7. The system of claim 6, wherein the second device takes an action by:

submitting an alert to at least one of the first device, a mobile computing device, or a web server upon detection and identification of the difference between the first and second weight differentials being incongruent with the medication data stored in the protocol.

8. The system of claim 6, wherein the second device takes an action by:

generating at least one of an audible alert and a visual indication upon detection and identification of the difference between the first and second weight differentials being incongruent with the medication data stored in the protocol.

9. The system of claim 6, wherein the second device is a mobile computing device.

10. The system of claim 6, wherein the second device is a server computing system executing a Web server.

11. A computer-readable medium that stores instructions that are configured, when executed by a computer processor, to perform a method comprising:

monitoring a weight of a nutriment container containing a plurality of nutriment doses using a weight-measuring device;

measuring and identifying a first weight differential upon lifting the nutriment container from the weight-measuring device and a second weight differential upon replacement of the nutriment container on the weight-measuring device; and

communicating the first and second weight differentials to a remote computing device that is configured to: calculate a weight difference between the first weight differential and the second weight differential; store medication data including one or more of nutriment dosage, consumption interval, and dose quantity information in a computing device executable protocol via at least one of user input through a computing device and electronic communication with the weight-measuring device; and transmit a notification based on the calculated weight difference and the stored medication data.
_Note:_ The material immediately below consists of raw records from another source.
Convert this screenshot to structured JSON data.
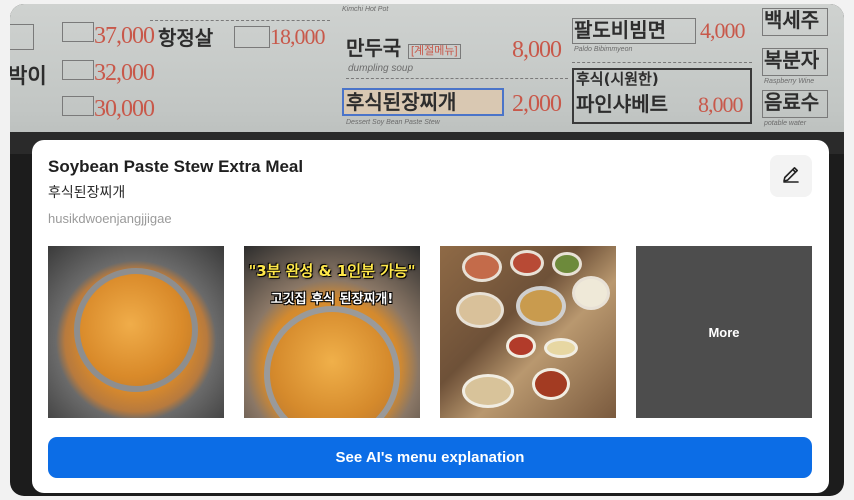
{
  "menu_board": {
    "items": [
      {
        "kor": "만두국",
        "tag": "[계절메뉴]",
        "eng": "dumpling soup",
        "price": "8,000"
      },
      {
        "kor": "후식된장찌개",
        "eng": "Dessert Soy Bean Paste Stew",
        "price": "2,000"
      },
      {
        "kor": "팔도비빔면",
        "eng": "Paldo Bibimmyeon",
        "price": "4,000"
      },
      {
        "kor": "후식(시원한)",
        "eng": "",
        "price": ""
      },
      {
        "kor": "파인샤베트",
        "eng": "",
        "price": "8,000"
      },
      {
        "kor": "백세주",
        "eng": "",
        "price": ""
      },
      {
        "kor": "복분자",
        "eng": "Raspberry Wine",
        "price": ""
      },
      {
        "kor": "음료수",
        "eng": "potable water",
        "price": ""
      },
      {
        "kor": "항정살",
        "eng": "",
        "price": "18,000"
      },
      {
        "kor": "박이",
        "eng": "",
        "price": ""
      }
    ],
    "left_prices": [
      "37,000",
      "32,000",
      "30,000"
    ],
    "partial_top": [
      "Kimchi Hot Pot"
    ]
  },
  "card": {
    "title": "Soybean Paste Stew Extra Meal",
    "korean_name": "후식된장찌개",
    "romanization": "husikdwoenjangjjigae",
    "edit_icon": "pencil-icon",
    "thumbnails": [
      {
        "overlay_line1": "",
        "overlay_line2": ""
      },
      {
        "overlay_line1": "\"3분 완성 & 1인분 가능\"",
        "overlay_line2": "고깃집 후식 된장찌개!"
      },
      {
        "overlay_line1": "",
        "overlay_line2": ""
      }
    ],
    "more_label": "More",
    "cta_label": "See AI's menu explanation",
    "cta_color": "#0c6de6"
  }
}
12. The computer-readable medium of claim 11, wherein the remote computing device is configured to:

submit an alert to at least one of the computing device and the web server upon detection and identification of the difference between the first and second weight differentials being incongruent with the medication data stored in the protocol.

13. The computer-readable medium of claim 11, wherein the remote computing device is configured to:

generate at least one of an audible alert and a visual indication upon detection and identification of the difference between the first and second weight differentials being incongruent with the medication data stored in the protocol.

14. The computer-readable medium of claim 11, wherein the remote computing device is a mobile device that communicates wirelessly with the computer processor.